Follow these tried-and-tested tips for effective communication of new ideas and concepts

Two photos showing the difference in reaction to a magnet between a compound of FeS and a mixture of iron and sulphur

Source: © GIPhotoStock/Science Photo Library

Use examples and non-examples to help students grasp a new concept, such as a mixture and a compound in your explanation of compounds

I suspect most of us have had limited training in how to deliver effective explanations. During my PGCE, I remember watching a video of Richard Feynman, but that’s it. And DfE Teacher’s Standards make no mention of the need for clear explanations. For too long explanations have been an underdiscussed and underdeveloped area of pedagogy – we have just assumed teachers get it right naturally.

Of course, we don’t naturally get it right, and I’ve spent a long time trying to figure out how to effectively communicate explanations. I can’t recreate all of that here, but I can give you a few quick tips.

1. Live drawing

Tip 1

After a long explanation about the formation of fossil fuels, a student asked whether it was true that a meteor killed all the dinosaurs. Early in my explanation I had mentioned that the organic matter in fossil fuels often predated the dinosaurs. Since then, the student had been thinking about dinosaurs, not fossil fuels.

As this example shows, student attention is a fickle beast and can be pulled hither and yon by the slightest distraction. Using images alongside speech or text is an effective way to circumvent the restrictions on our students’ working memories. Narrative flow in your explanation can also help students move seamlessly from idea to idea as you build complexity.

A good way to incorporate all of this is to take a live drawing approach.

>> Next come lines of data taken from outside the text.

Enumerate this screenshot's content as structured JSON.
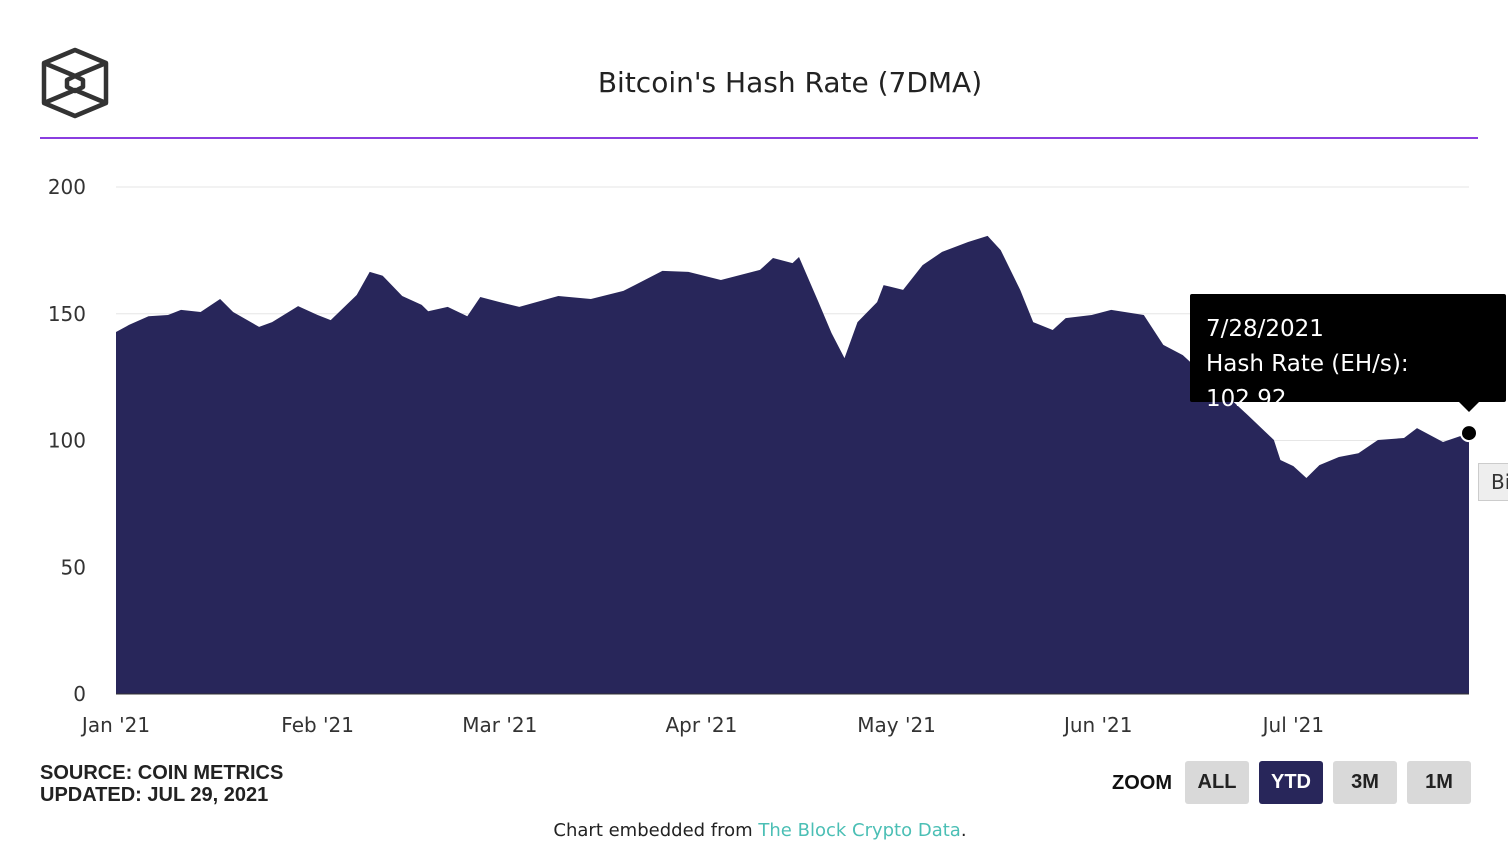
{
  "chart_data": {
    "type": "area",
    "title": "Bitcoin's Hash Rate (7DMA)",
    "xlabel": "",
    "ylabel": "Hash Rate (EH/s)",
    "ylim": [
      0,
      200
    ],
    "yticks": [
      0,
      50,
      100,
      150,
      200
    ],
    "ytick_labels": [
      "0",
      "50",
      "100",
      "150",
      "200"
    ],
    "xticks": [
      {
        "day": 0,
        "label": "Jan '21"
      },
      {
        "day": 31,
        "label": "Feb '21"
      },
      {
        "day": 59,
        "label": "Mar '21"
      },
      {
        "day": 90,
        "label": "Apr '21"
      },
      {
        "day": 120,
        "label": "May '21"
      },
      {
        "day": 151,
        "label": "Jun '21"
      },
      {
        "day": 181,
        "label": "Jul '21"
      }
    ],
    "x_units": "days since 2021-01-01",
    "xlim": [
      0,
      208
    ],
    "grid": true,
    "color": "#28265a",
    "series": [
      {
        "name": "Hash Rate (EH/s)",
        "points": [
          [
            0,
            142.8
          ],
          [
            2,
            145.6
          ],
          [
            5,
            149
          ],
          [
            8,
            149.5
          ],
          [
            10,
            151.5
          ],
          [
            13,
            150.7
          ],
          [
            16,
            155.8
          ],
          [
            18,
            150.7
          ],
          [
            22,
            144.8
          ],
          [
            24,
            146.7
          ],
          [
            28,
            153
          ],
          [
            31,
            149.5
          ],
          [
            33,
            147.5
          ],
          [
            37,
            157.4
          ],
          [
            39,
            166.5
          ],
          [
            41,
            165
          ],
          [
            44,
            157
          ],
          [
            47,
            153.5
          ],
          [
            48,
            151
          ],
          [
            51,
            152.7
          ],
          [
            54,
            149
          ],
          [
            56,
            156.6
          ],
          [
            59,
            154.6
          ],
          [
            62,
            152.7
          ],
          [
            68,
            157
          ],
          [
            73,
            155.8
          ],
          [
            78,
            159
          ],
          [
            84,
            166.9
          ],
          [
            88,
            166.5
          ],
          [
            93,
            163.3
          ],
          [
            99,
            167.3
          ],
          [
            101,
            172
          ],
          [
            104,
            170
          ],
          [
            105,
            172.4
          ],
          [
            108,
            154.6
          ],
          [
            110,
            142.4
          ],
          [
            112,
            132.5
          ],
          [
            114,
            146.7
          ],
          [
            117,
            154.6
          ],
          [
            118,
            161.3
          ],
          [
            121,
            159.4
          ],
          [
            124,
            169.2
          ],
          [
            127,
            174.4
          ],
          [
            131,
            178.3
          ],
          [
            134,
            180.7
          ],
          [
            136,
            175.1
          ],
          [
            139,
            159.4
          ],
          [
            141,
            146.7
          ],
          [
            144,
            143.6
          ],
          [
            146,
            148.3
          ],
          [
            150,
            149.5
          ],
          [
            153,
            151.5
          ],
          [
            158,
            149.5
          ],
          [
            161,
            137.7
          ],
          [
            164,
            133.7
          ],
          [
            169,
            121.9
          ],
          [
            174,
            110
          ],
          [
            178,
            100.2
          ],
          [
            179,
            92.3
          ],
          [
            181,
            89.9
          ],
          [
            183,
            85.2
          ],
          [
            185,
            90.3
          ],
          [
            188,
            93.5
          ],
          [
            191,
            95
          ],
          [
            194,
            100.2
          ],
          [
            198,
            101
          ],
          [
            200,
            104.9
          ],
          [
            204,
            99.4
          ],
          [
            208,
            102.92
          ]
        ]
      }
    ]
  },
  "tooltip": {
    "date": "7/28/2021",
    "label": "Hash Rate (EH/s): 102.92",
    "value": 102.92,
    "day": 208
  },
  "source": {
    "line1": "SOURCE: COIN METRICS",
    "line2": "UPDATED: JUL 29, 2021"
  },
  "zoom": {
    "label": "ZOOM",
    "buttons": [
      "ALL",
      "YTD",
      "3M",
      "1M"
    ],
    "active": "YTD"
  },
  "side_button": "Bi",
  "embed": {
    "prefix": "Chart embedded from ",
    "link": "The Block Crypto Data",
    "suffix": "."
  }
}
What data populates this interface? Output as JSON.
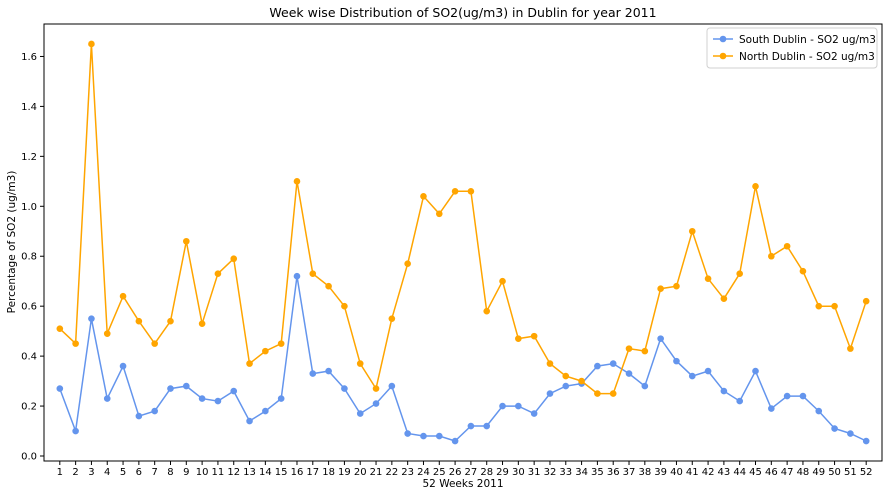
{
  "chart_data": {
    "type": "line",
    "title": "Week wise Distribution of SO2(ug/m3) in Dublin for year 2011",
    "xlabel": "52 Weeks 2011",
    "ylabel": "Percentage of SO2 (ug/m3)",
    "x": [
      1,
      2,
      3,
      4,
      5,
      6,
      7,
      8,
      9,
      10,
      11,
      12,
      13,
      14,
      15,
      16,
      17,
      18,
      19,
      20,
      21,
      22,
      23,
      24,
      25,
      26,
      27,
      28,
      29,
      30,
      31,
      32,
      33,
      34,
      35,
      36,
      37,
      38,
      39,
      40,
      41,
      42,
      43,
      44,
      45,
      46,
      47,
      48,
      49,
      50,
      51,
      52
    ],
    "x_ticks": [
      "1",
      "2",
      "3",
      "4",
      "5",
      "6",
      "7",
      "8",
      "9",
      "10",
      "11",
      "12",
      "13",
      "14",
      "15",
      "16",
      "17",
      "18",
      "19",
      "20",
      "21",
      "22",
      "23",
      "24",
      "25",
      "26",
      "27",
      "28",
      "29",
      "30",
      "31",
      "32",
      "33",
      "34",
      "35",
      "36",
      "37",
      "38",
      "39",
      "40",
      "41",
      "42",
      "43",
      "44",
      "45",
      "46",
      "47",
      "48",
      "49",
      "50",
      "51",
      "52"
    ],
    "ylim": [
      -0.02,
      1.73
    ],
    "y_ticks": [
      "0.0",
      "0.2",
      "0.4",
      "0.6",
      "0.8",
      "1.0",
      "1.2",
      "1.4",
      "1.6"
    ],
    "grid": false,
    "legend_position": "top-right",
    "series": [
      {
        "name": "South Dublin - SO2 ug/m3",
        "color": "#6495ED",
        "values": [
          0.27,
          0.1,
          0.55,
          0.23,
          0.36,
          0.16,
          0.18,
          0.27,
          0.28,
          0.23,
          0.22,
          0.26,
          0.14,
          0.18,
          0.23,
          0.72,
          0.33,
          0.34,
          0.27,
          0.17,
          0.21,
          0.28,
          0.09,
          0.08,
          0.08,
          0.06,
          0.12,
          0.12,
          0.2,
          0.2,
          0.17,
          0.25,
          0.28,
          0.29,
          0.36,
          0.37,
          0.33,
          0.28,
          0.47,
          0.38,
          0.32,
          0.34,
          0.26,
          0.22,
          0.34,
          0.19,
          0.24,
          0.24,
          0.18,
          0.11,
          0.09,
          0.06
        ]
      },
      {
        "name": "North Dublin - SO2 ug/m3",
        "color": "#FFA500",
        "values": [
          0.51,
          0.45,
          1.65,
          0.49,
          0.64,
          0.54,
          0.45,
          0.54,
          0.86,
          0.53,
          0.73,
          0.79,
          0.37,
          0.42,
          0.45,
          1.1,
          0.73,
          0.68,
          0.6,
          0.37,
          0.27,
          0.55,
          0.77,
          1.04,
          0.97,
          1.06,
          1.06,
          0.58,
          0.7,
          0.47,
          0.48,
          0.37,
          0.32,
          0.3,
          0.25,
          0.25,
          0.43,
          0.42,
          0.67,
          0.68,
          0.9,
          0.71,
          0.63,
          0.73,
          1.08,
          0.8,
          0.84,
          0.74,
          0.6,
          0.6,
          0.43,
          0.62
        ]
      }
    ]
  }
}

Put simply, you build your diagrams and explanations from scratch, slowly. Make sure not to overload your students with information or split their attention, and be explicit about the areas of your drawing you want them to attend to.

My first tip is therefore: Start from a blank canvas and build your diagrams slowly, minimising distraction and directing attention throughout.

2. Examples first

Tip 2

‘Inverse distance weighting is a type of deterministic method for multivariate interpolation with a known scattered set of points. The assigned values to unknown points are calculated with a weighted average of the values available at the known points.’ (Wikipedia)

This probably doesn’t make much sense to you. There are words in this passage that you know, but as it is, I doubt you could come away from reading it understanding inverse distance weighting and know how you could use and apply it. However, with a few examples and applications, I imagine you would get to grips with it.

In general, a definition is a condensed form of a larger explanation. The larger explanation includes models, examples, careful sequences and select phrases – once communicated and understood, all of these aspects collapse into one neat definition. Without the larger explanation, students won’t understand the definition. So when we provide students with definitions or learning objectives or the like before the explanation, they might copy it down but they certainly don’t comprehend it.

You could reasonably counter there is no harm done, but put yourself in the student’s shoes. They might already be intimidated by the difficulty of our subject. By opening a new topic with something unintelligible we run the risk of them thinking it is too difficult and switching off.

The best explanations always go from the examples to the definition. Build up a picture of the new concept, talk about it in a way that students can understand, and finish with ‘and scientists call this _____’. Only then provide your students with a clean and clear definition.

This is part of the reason why in this article I’ve taken the unusual step of putting the tip after I have exemplified it: doing so allows you to understand the tip first, and then see it in a summarised form.

My second tip is therefore: Go from examples to definitions.

3. Non-examples

Tip 3

Showing students images of various elements will only get you so far in communicating the definition of an element. The next best step is to show them an example of something which is not an element and explain why it does not meet the criteria for being an element.

To narrow down and refine student understanding of any concept, show them something which is not that concept. This sharpens the boundaries in students’ minds between ‘this’ and ‘not this’. You can do this in practice work and checks for understanding as well. A question like ‘explain why this is a compound’ will be more effective when accompanied with ‘explain why this is not an element’

My third tip is therefore: Use non-examples.